Il protrarsi arbitrario della sospensione del rapporto a causa dell'illegittima collocazione in cassa integrazione determina la responsabilità per inadempimento contrattuale del datore di lavoro.
A tale inadempimento consegue il diritto del lavoratore a vedersi integralmente risarciti i danni subiti, da determinarsi ai sensi dell'art. 1223 c.c., commisurandoli, almeno, all'entità dei compensi retributivi che egli avrebbe maturato durante l'intero periodo di inadempimento.
E ancora: la violazione dei criteri, stabiliti in sede di contrattazione collettiva, per la scelta dei lavoratori da porre in cassa integrazione comporta, per il lavoratore ingiustificatamente sospeso, non il diritto alla riammissione in servizio, versandosi in tema di facere infungibile fuori della sfera di operatività dell'art. 18, Legge n. 300/1970, ma solo il diritto al risarcimento del danno, nella misura corrispondente alla differenza tra le retribuzioni spettanti nel periodo di ingiustificata sospensione del rapporto ed il trattamento di cassa integrazione corrisposto nello stesso periodo.

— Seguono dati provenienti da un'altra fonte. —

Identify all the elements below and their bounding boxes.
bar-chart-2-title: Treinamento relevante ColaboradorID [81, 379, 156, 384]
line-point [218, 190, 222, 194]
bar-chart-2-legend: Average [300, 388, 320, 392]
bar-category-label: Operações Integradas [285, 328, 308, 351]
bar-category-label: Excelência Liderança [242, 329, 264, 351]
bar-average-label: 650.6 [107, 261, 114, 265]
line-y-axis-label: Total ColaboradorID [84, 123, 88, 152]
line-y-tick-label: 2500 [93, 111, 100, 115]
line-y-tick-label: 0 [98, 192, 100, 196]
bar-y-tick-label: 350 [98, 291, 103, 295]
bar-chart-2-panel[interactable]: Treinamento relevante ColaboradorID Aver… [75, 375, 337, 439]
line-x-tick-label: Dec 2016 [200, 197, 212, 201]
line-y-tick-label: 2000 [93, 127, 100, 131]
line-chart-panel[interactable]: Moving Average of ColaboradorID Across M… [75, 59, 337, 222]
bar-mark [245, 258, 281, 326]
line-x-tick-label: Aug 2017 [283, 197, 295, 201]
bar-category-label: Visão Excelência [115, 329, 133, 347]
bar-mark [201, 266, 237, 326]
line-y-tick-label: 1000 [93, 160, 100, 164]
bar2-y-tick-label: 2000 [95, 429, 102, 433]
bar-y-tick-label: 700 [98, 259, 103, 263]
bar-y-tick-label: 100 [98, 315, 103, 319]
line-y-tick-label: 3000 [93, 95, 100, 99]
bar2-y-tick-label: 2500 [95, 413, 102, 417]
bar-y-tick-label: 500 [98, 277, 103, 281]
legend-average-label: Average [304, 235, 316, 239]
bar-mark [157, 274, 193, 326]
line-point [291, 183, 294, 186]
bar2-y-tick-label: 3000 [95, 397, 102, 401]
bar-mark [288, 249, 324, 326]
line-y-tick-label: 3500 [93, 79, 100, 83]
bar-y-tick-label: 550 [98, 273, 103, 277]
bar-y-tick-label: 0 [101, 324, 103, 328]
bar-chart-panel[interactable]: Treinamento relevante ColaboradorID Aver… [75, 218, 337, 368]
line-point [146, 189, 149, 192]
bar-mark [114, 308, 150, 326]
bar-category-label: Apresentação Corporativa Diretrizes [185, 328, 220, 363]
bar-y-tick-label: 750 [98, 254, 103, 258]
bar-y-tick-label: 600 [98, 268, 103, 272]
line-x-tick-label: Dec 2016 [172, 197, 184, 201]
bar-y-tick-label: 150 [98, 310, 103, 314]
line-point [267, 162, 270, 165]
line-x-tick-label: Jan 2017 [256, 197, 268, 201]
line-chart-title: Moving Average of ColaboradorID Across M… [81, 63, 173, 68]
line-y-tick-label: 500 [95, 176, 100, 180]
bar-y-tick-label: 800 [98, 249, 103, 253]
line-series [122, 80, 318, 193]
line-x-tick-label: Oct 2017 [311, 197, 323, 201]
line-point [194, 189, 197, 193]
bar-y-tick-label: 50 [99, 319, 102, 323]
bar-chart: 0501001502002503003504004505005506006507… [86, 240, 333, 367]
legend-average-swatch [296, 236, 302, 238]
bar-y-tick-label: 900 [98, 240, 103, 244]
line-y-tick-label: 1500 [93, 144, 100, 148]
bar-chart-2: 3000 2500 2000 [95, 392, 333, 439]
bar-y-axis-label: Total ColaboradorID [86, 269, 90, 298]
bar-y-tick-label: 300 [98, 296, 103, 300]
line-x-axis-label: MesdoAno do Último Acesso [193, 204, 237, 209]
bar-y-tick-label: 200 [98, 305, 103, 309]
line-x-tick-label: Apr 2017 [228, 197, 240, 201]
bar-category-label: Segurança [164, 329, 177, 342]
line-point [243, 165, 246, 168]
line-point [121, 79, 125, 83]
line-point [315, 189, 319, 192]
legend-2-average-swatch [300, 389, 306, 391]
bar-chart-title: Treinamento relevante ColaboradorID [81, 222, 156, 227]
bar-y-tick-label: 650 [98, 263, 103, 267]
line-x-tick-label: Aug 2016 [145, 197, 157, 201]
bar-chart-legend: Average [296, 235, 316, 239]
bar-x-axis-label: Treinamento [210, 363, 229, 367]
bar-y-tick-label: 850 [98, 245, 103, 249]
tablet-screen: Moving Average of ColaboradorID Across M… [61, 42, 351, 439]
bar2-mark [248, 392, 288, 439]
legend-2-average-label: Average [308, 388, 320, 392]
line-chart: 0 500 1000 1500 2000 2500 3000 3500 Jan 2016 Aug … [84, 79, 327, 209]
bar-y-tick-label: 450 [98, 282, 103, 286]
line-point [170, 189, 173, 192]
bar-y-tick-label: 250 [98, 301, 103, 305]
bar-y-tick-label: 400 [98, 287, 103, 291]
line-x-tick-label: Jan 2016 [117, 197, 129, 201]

In tale contesto, il diritto del lavoratore al risarcimento è assoggettato alla prescrizione ordinaria decennale e non alla prescrizione breve quinquennale.
Sono questi i principi di diritto enunciati dalla giurisprudenza di legittimità, per come ribaditi dalla Corte di cassazione in due recenti sentenze – nn. 10377 e 10378 – depositate il 20 aprile 2021 ed aventi ad oggetto il risarcimento per illegittima collocazione in CIGS.